Normal aging can result in cognitive decline even in the absence of neurodegenerative disease. Successful identification of neurobiological changes that occur in association with age-related cognitive decline is needed to develop strategies to restore or preserve cognitive function in elderly individuals and to understand the neurobiology of aging. The present studies were designed to assess the effects of aging on cognitive abilities dependent on hippocampal/mediotemporal lobe and frontostriatal function, brain regions involved in memory and behavioral flexibility, respectively, and to investigate potential factors associated with cognitive decline.

In the first study, the effect of peri-pubertal growth hormone deficiency in spatial learning ability was investigated. This study demonstrates that deficits in growth hormone around the time of puberty affects hippocampal/mediotemporal lobe function by mid life and led to the conclusion that manipulation of growth hormone for a relatively brief period during the transitional period between puberty and young adulthood is sufficient to alter age-related pathology later in life.

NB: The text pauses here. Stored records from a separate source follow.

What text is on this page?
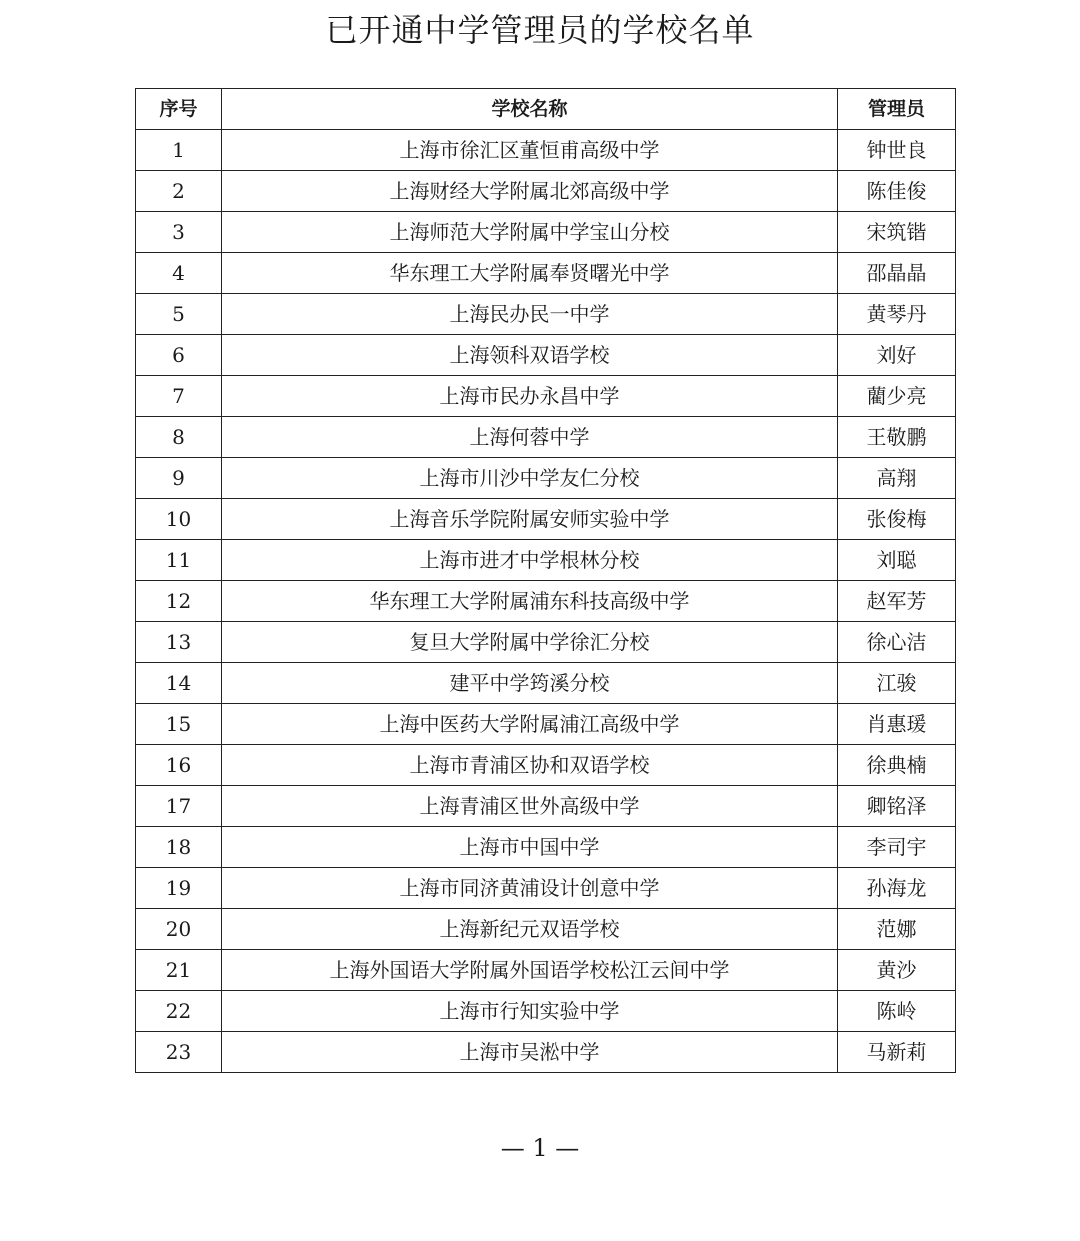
已开通中学管理员的学校名单
序号	学校名称	管理员
1	上海市徐汇区董恒甫高级中学	钟世良
2	上海财经大学附属北郊高级中学	陈佳俊
3	上海师范大学附属中学宝山分校	宋筑锴
4	华东理工大学附属奉贤曙光中学	邵晶晶
5	上海民办民一中学	黄琴丹
6	上海领科双语学校	刘好
7	上海市民办永昌中学	藺少亮
8	上海何蓉中学	王敬鹏
9	上海市川沙中学友仁分校	高翔
10	上海音乐学院附属安师实验中学	张俊梅
11	上海市进才中学根林分校	刘聪
12	华东理工大学附属浦东科技高级中学	赵军芳
13	复旦大学附属中学徐汇分校	徐心洁
14	建平中学筠溪分校	江骏
15	上海中医药大学附属浦江高级中学	肖惠瑗
16	上海市青浦区协和双语学校	徐典楠
17	上海青浦区世外高级中学	卿铭泽
18	上海市中国中学	李司宇
19	上海市同济黄浦设计创意中学	孙海龙
20	上海新纪元双语学校	范娜
21	上海外国语大学附属外国语学校松江云间中学	黄沙
22	上海市行知实验中学	陈岭
23	上海市吴淞中学	马新莉
— 1 —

The second study investigated the effects of aging on the memory and executive cognitive domains across the lifespan and its relationship with striatal cholinergic function. In this study, young, middle-age and aged Fisher344 x BN rats were cognitively characterized in spatial leaning, reversal learning and set-shifting abilities. By old age, cognitive deficits were pronounced across cognitive domains, suggesting deterioration of both hippocampal and frontostriatal-dependent damage. Middle-age rats were impaired in spatial learning ability, but unaffected in reversal learning and set shifting abilities when compared to young. Studies have shown that acetylcholine function, an important neuromodulator, is involved in cognitive function. Assessment of muscarinic receptor function in the striatum showed a significant decrease in muscarinic GTP-coupling limited to the dorsomedial striatum of aged rats while no difference in muscarinic GTP-coupling was observed in the dorsolateral striatum, cingulate and motor cortices. Our results demonstrate that muscarinic receptor function in the dorsomedial striatum is significantly reduced due to aging, and suggests its involvement in age-related decline behavioral flexibility.

Together, the studies presented in these studies suggest that GH/IGF-1 levels early in life are fundamental for later-in-life cognitive function and emphasize the importance of early diagnosis of growth hormone deficiency and supplementation in children. In addition, these studies suggest an association between age-related changes in striatal function and behavioral flexibility impairment. Therapies to help prevent or restore striatal cholinergic neurotransmission may help in the prevention or amelioration of age-related impairment in behavioral flexibility.